I opened a PR for this issue. With the fix, I was not able to reproduce the concurrent map writes anymore. As for the sslinline functionality, adding the sslinline option to the connection string does not cause the connection to drop. Maybe someone who uses the sslinline functionality can test whether that works as expected.
The CI tests show a failure, however in the details all tests succeed except for the goimports one. It seems however that that one fails for all PRs that have been opened lately, and only in the CI tests that use go:master. So I think the CI tests showing a failure has to do with something between go:master and the goimports tool, since the fix did not touch any imports and there are also no unused imports in the changed files.
I don't think that copying the values is necessary. Perhaps values
could be extended with two extra fields which would allow the delete
to happen much earlier and thereby avoiding the concurrent modification. That approach would also solve a suboptimal situation that is currently present in #1033.
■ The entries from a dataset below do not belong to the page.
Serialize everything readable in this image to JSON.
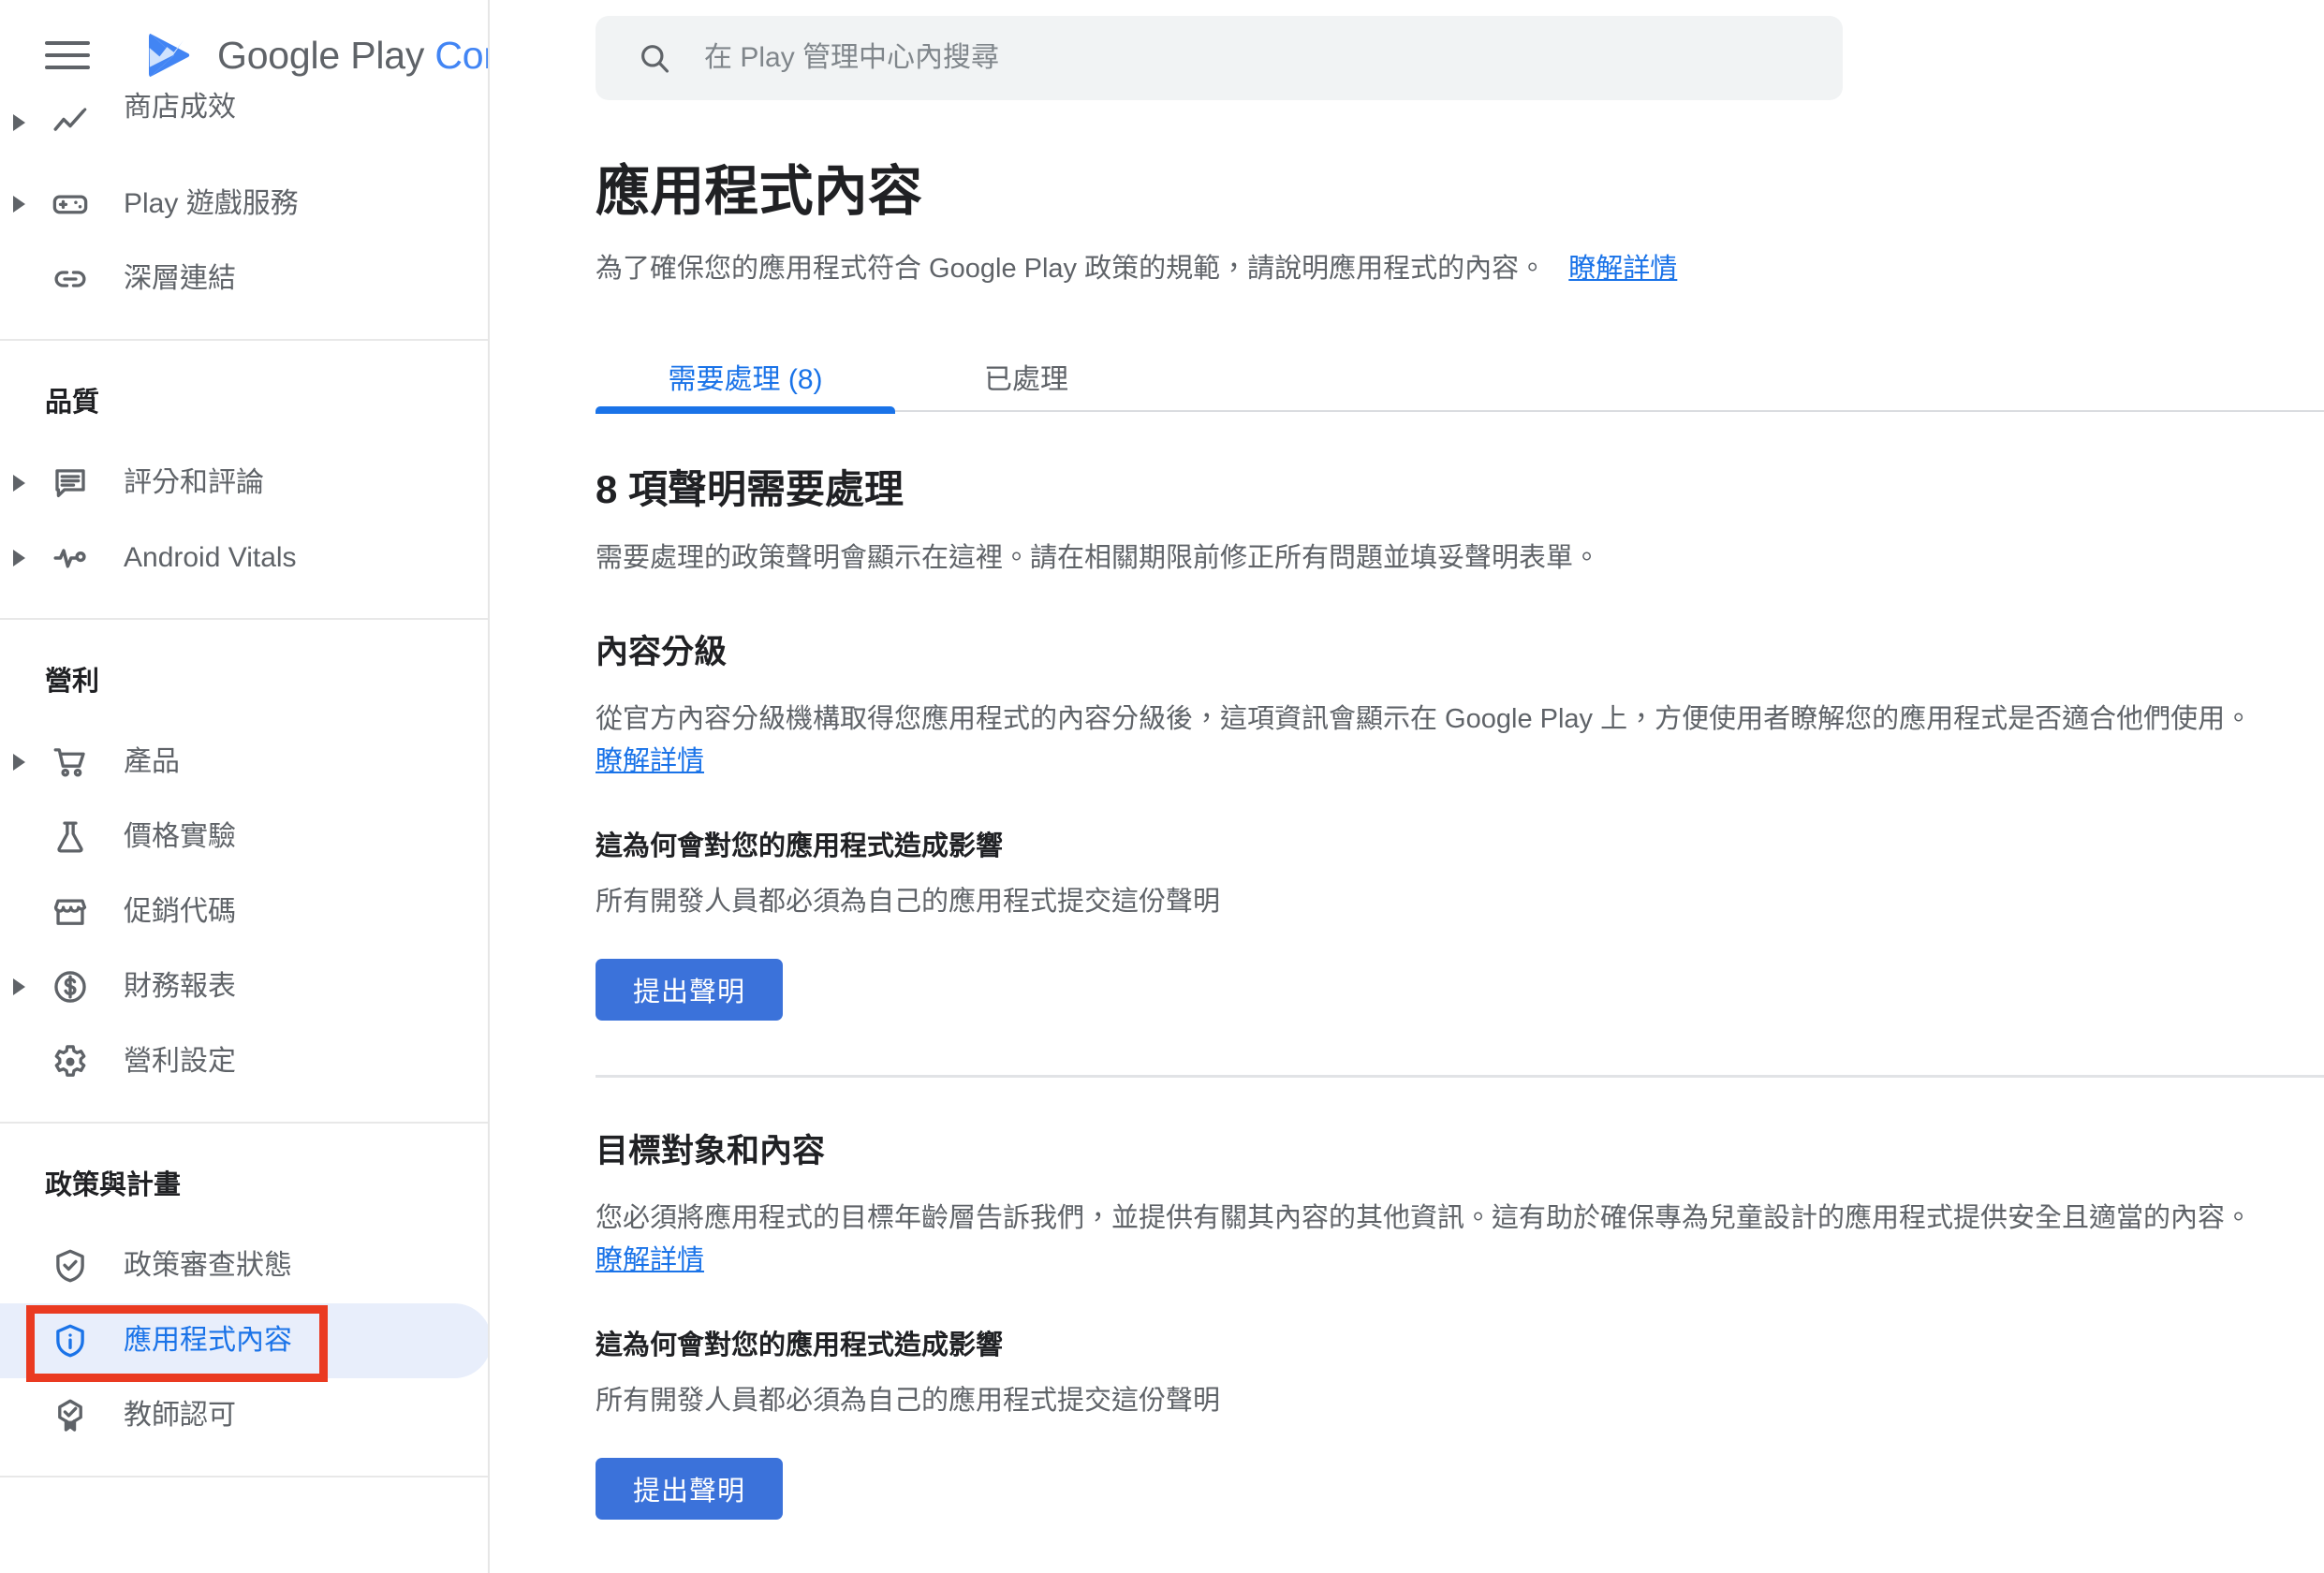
{
  "brand": {
    "menu_icon": "hamburger-menu-icon",
    "logo_icon": "google-play-logo-icon",
    "name_primary": "Google Play",
    "name_secondary": "Console"
  },
  "search": {
    "icon": "search-icon",
    "placeholder": "在 Play 管理中心內搜尋",
    "value": ""
  },
  "sidebar": {
    "groups": [
      {
        "title": null,
        "items": [
          {
            "label": "商店成效",
            "icon": "trending-up-icon",
            "expandable": true,
            "active": false,
            "clipped": true
          },
          {
            "label": "Play 遊戲服務",
            "icon": "gamepad-icon",
            "expandable": true,
            "active": false
          },
          {
            "label": "深層連結",
            "icon": "link-icon",
            "expandable": false,
            "active": false
          }
        ]
      },
      {
        "title": "品質",
        "items": [
          {
            "label": "評分和評論",
            "icon": "review-comment-icon",
            "expandable": true,
            "active": false
          },
          {
            "label": "Android Vitals",
            "icon": "pulse-icon",
            "expandable": true,
            "active": false
          }
        ]
      },
      {
        "title": "營利",
        "items": [
          {
            "label": "產品",
            "icon": "shopping-cart-icon",
            "expandable": true,
            "active": false
          },
          {
            "label": "價格實驗",
            "icon": "flask-icon",
            "expandable": false,
            "active": false
          },
          {
            "label": "促銷代碼",
            "icon": "storefront-icon",
            "expandable": false,
            "active": false
          },
          {
            "label": "財務報表",
            "icon": "dollar-circle-icon",
            "expandable": true,
            "active": false
          },
          {
            "label": "營利設定",
            "icon": "gear-icon",
            "expandable": false,
            "active": false
          }
        ]
      },
      {
        "title": "政策與計畫",
        "items": [
          {
            "label": "政策審查狀態",
            "icon": "shield-check-icon",
            "expandable": false,
            "active": false
          },
          {
            "label": "應用程式內容",
            "icon": "shield-info-icon",
            "expandable": false,
            "active": true
          },
          {
            "label": "教師認可",
            "icon": "badge-check-icon",
            "expandable": false,
            "active": false
          }
        ]
      }
    ],
    "highlight_color": "#ea3a21",
    "active_pill_color": "#e8eefb",
    "active_text_color": "#1a73e8"
  },
  "page": {
    "title": "應用程式內容",
    "subtitle_text": "為了確保您的應用程式符合 Google Play 政策的規範，請說明應用程式的內容。",
    "subtitle_link": "瞭解詳情"
  },
  "tabs": [
    {
      "label": "需要處理 (8)",
      "active": true
    },
    {
      "label": "已處理",
      "active": false
    }
  ],
  "main": {
    "heading": "8 項聲明需要處理",
    "subheading": "需要處理的政策聲明會顯示在這裡。請在相關期限前修正所有問題並填妥聲明表單。",
    "sections": [
      {
        "title": "內容分級",
        "body_text": "從官方內容分級機構取得您應用程式的內容分級後，這項資訊會顯示在 Google Play 上，方便使用者瞭解您的應用程式是否適合他們使用。",
        "body_link": "瞭解詳情",
        "impact_heading": "這為何會對您的應用程式造成影響",
        "impact_text": "所有開發人員都必須為自己的應用程式提交這份聲明",
        "button_label": "提出聲明"
      },
      {
        "title": "目標對象和內容",
        "body_text": "您必須將應用程式的目標年齡層告訴我們，並提供有關其內容的其他資訊。這有助於確保專為兒童設計的應用程式提供安全且適當的內容。",
        "body_link": "瞭解詳情",
        "impact_heading": "這為何會對您的應用程式造成影響",
        "impact_text": "所有開發人員都必須為自己的應用程式提交這份聲明",
        "button_label": "提出聲明"
      }
    ]
  }
}
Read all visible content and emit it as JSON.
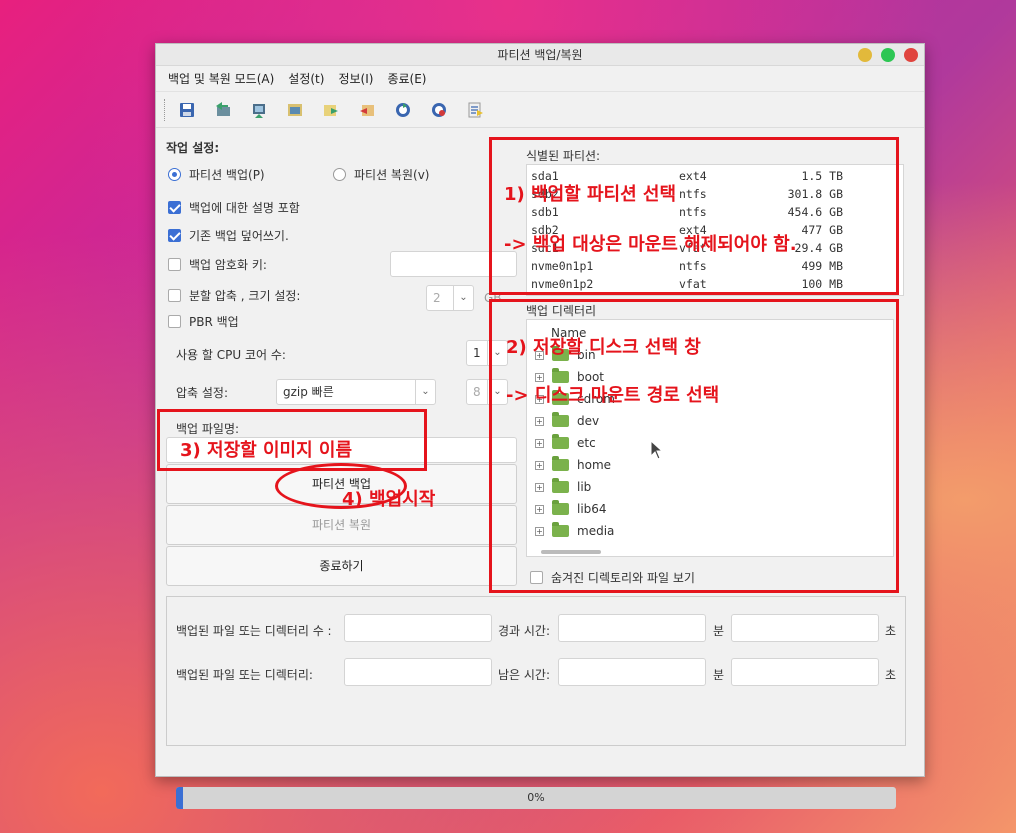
{
  "window": {
    "title": "파티션 백업/복원"
  },
  "menu": [
    "백업 및 복원 모드(A)",
    "설정(t)",
    "정보(I)",
    "종료(E)"
  ],
  "toolbar_icons": [
    "save-icon",
    "backup-icon",
    "restore-icon",
    "image-icon",
    "export-icon",
    "import-icon",
    "refresh-icon",
    "stop-icon",
    "log-icon"
  ],
  "settings": {
    "heading": "작업 설정:",
    "radio_backup": "파티션 백업(P)",
    "radio_restore": "파티션 복원(v)",
    "chk_description": "백업에 대한 설명 포함",
    "chk_overwrite": "기존 백업 덮어쓰기.",
    "chk_encrypt": "백업 암호화 키:",
    "chk_split": "분할 압축 , 크기 설정:",
    "split_value": "2",
    "split_unit": "GB",
    "chk_pbr": "PBR 백업",
    "cpu_label": "사용 할 CPU 코어 수:",
    "cpu_value": "1",
    "compress_label": "압축 설정:",
    "compress_value": "gzip 빠른",
    "compress_level": "8",
    "filename_label": "백업 파일명:"
  },
  "buttons": {
    "backup": "파티션 백업",
    "restore": "파티션 복원",
    "exit": "종료하기"
  },
  "partitions": {
    "label": "식별된 파티션:",
    "rows": [
      {
        "dev": "sda1",
        "fs": "ext4",
        "size": "1.5 TB"
      },
      {
        "dev": "sdb2",
        "fs": "ntfs",
        "size": "301.8 GB"
      },
      {
        "dev": "sdb1",
        "fs": "ntfs",
        "size": "454.6 GB"
      },
      {
        "dev": "sdb2",
        "fs": "ext4",
        "size": "477 GB"
      },
      {
        "dev": "sdc1",
        "fs": "vfat",
        "size": "29.4 GB"
      },
      {
        "dev": "nvme0n1p1",
        "fs": "ntfs",
        "size": "499 MB"
      },
      {
        "dev": "nvme0n1p2",
        "fs": "vfat",
        "size": "100 MB"
      }
    ]
  },
  "directory": {
    "label": "백업 디렉터리",
    "column": "Name",
    "items": [
      "bin",
      "boot",
      "cdrom",
      "dev",
      "etc",
      "home",
      "lib",
      "lib64",
      "media"
    ],
    "show_hidden": "숨겨진 디렉토리와 파일 보기"
  },
  "status": {
    "count_label": "백업된 파일 또는 디렉터리 수 :",
    "file_label": "백업된 파일 또는 디렉터리:",
    "elapsed_label": "경과 시간:",
    "remaining_label": "남은 시간:",
    "min": "분",
    "sec": "초",
    "progress_text": "0%",
    "progress_value": 0.01
  },
  "annotations": {
    "a1": "1) 백업할 파티션 선택",
    "a1b": "-> 백업 대상은 마운트 해제되어야 함.",
    "a2": "2) 저장할 디스크 선택 창",
    "a2b": "-> 디스크 마운트 경로 선택",
    "a3": "3) 저장할 이미지 이름",
    "a4": "4) 백업시작"
  },
  "colors": {
    "accent": "#3b6fd4",
    "annotation": "#e5141c"
  }
}
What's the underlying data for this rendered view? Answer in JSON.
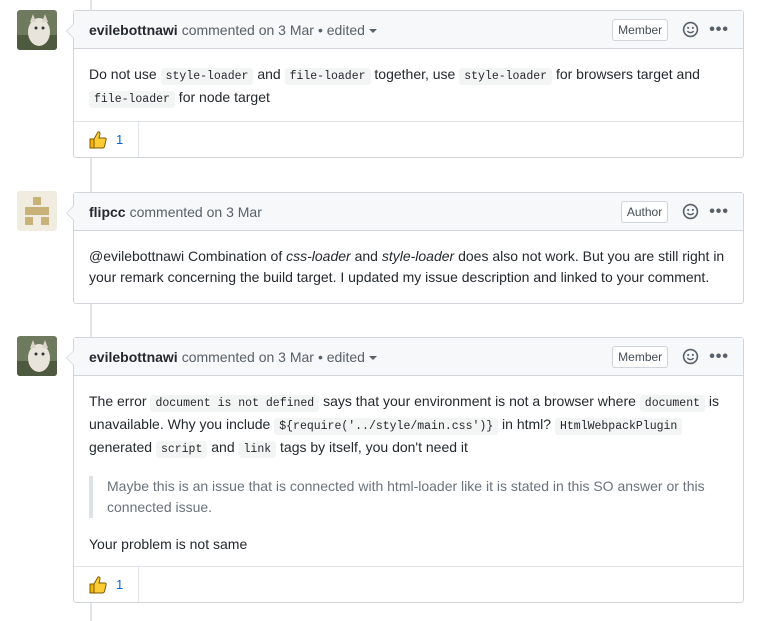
{
  "comments": [
    {
      "author": "evilebottnawi",
      "meta": "commented on 3 Mar",
      "edited": "• edited",
      "role": "Member",
      "body": {
        "t1": "Do not use ",
        "c1": "style-loader",
        "t2": " and ",
        "c2": "file-loader",
        "t3": " together, use ",
        "c3": "style-loader",
        "t4": " for browsers target and",
        "c4": "file-loader",
        "t5": " for node target"
      },
      "reaction": {
        "emoji": "thumbs-up",
        "count": "1"
      }
    },
    {
      "author": "flipcc",
      "meta": "commented on 3 Mar",
      "role": "Author",
      "body": {
        "t1": "@evilebottnawi Combination of ",
        "e1": "css-loader",
        "t2": " and ",
        "e2": "style-loader",
        "t3": " does also not work. But you are still right in your remark concerning the build target. I updated my issue description and linked to your comment."
      }
    },
    {
      "author": "evilebottnawi",
      "meta": "commented on 3 Mar",
      "edited": "• edited",
      "role": "Member",
      "body": {
        "t1": "The error ",
        "c1": "document is not defined",
        "t2": " says that your environment is not a browser where ",
        "c2": "document",
        "t3": " is unavailable. Why you include ",
        "c3": "${require('../style/main.css')}",
        "t4": " in html? ",
        "c4": "HtmlWebpackPlugin",
        "t5": " generated ",
        "c5": "script",
        "t6": " and ",
        "c6": "link",
        "t7": " tags by itself, you don't need it",
        "quote": "Maybe this is an issue that is connected with html-loader like it is stated in this SO answer or this connected issue.",
        "last": "Your problem is not same"
      },
      "reaction": {
        "emoji": "thumbs-up",
        "count": "1"
      }
    }
  ],
  "icons": {
    "reaction_picker": "smiley-icon",
    "more": "kebab-icon"
  },
  "colors": {
    "link": "#0366d6",
    "header_bg": "#f6f8fa",
    "border": "#d1d5da"
  }
}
I agree that copying the values
might not be an optimal solution because of the (slightly) increased memory usage for each new connection.
The reason I left the values
copy in the PR, even though the writes for sslinline are removed now, is because there seem to be more writes that could maybe happen concurrently such as the delete(o, "sslrootcert")
and also o["password"] = split[4]
in handlePgPass
which I felt I did not know enough about to remove. At the same time the copy also prevents potential future concurrency bugs where the map would be read/written when another connection writes to it.
I don't really know which two fields you would want add to the values
or what exactly you mean with performing the delete
earlier, since the delete(o, "sslinline")
is removed now. But if you know a way to prevent the concurrency issues while not requiring the copy, that would be nice. Maybe you can create a PR for that?
After upgrading from 1.9.0 to 1.10.0 we started seeing the following panic.
There have been issues about this which have been related to SSL options. Since 1.10 touched the SSL space it's possible there has been a regression.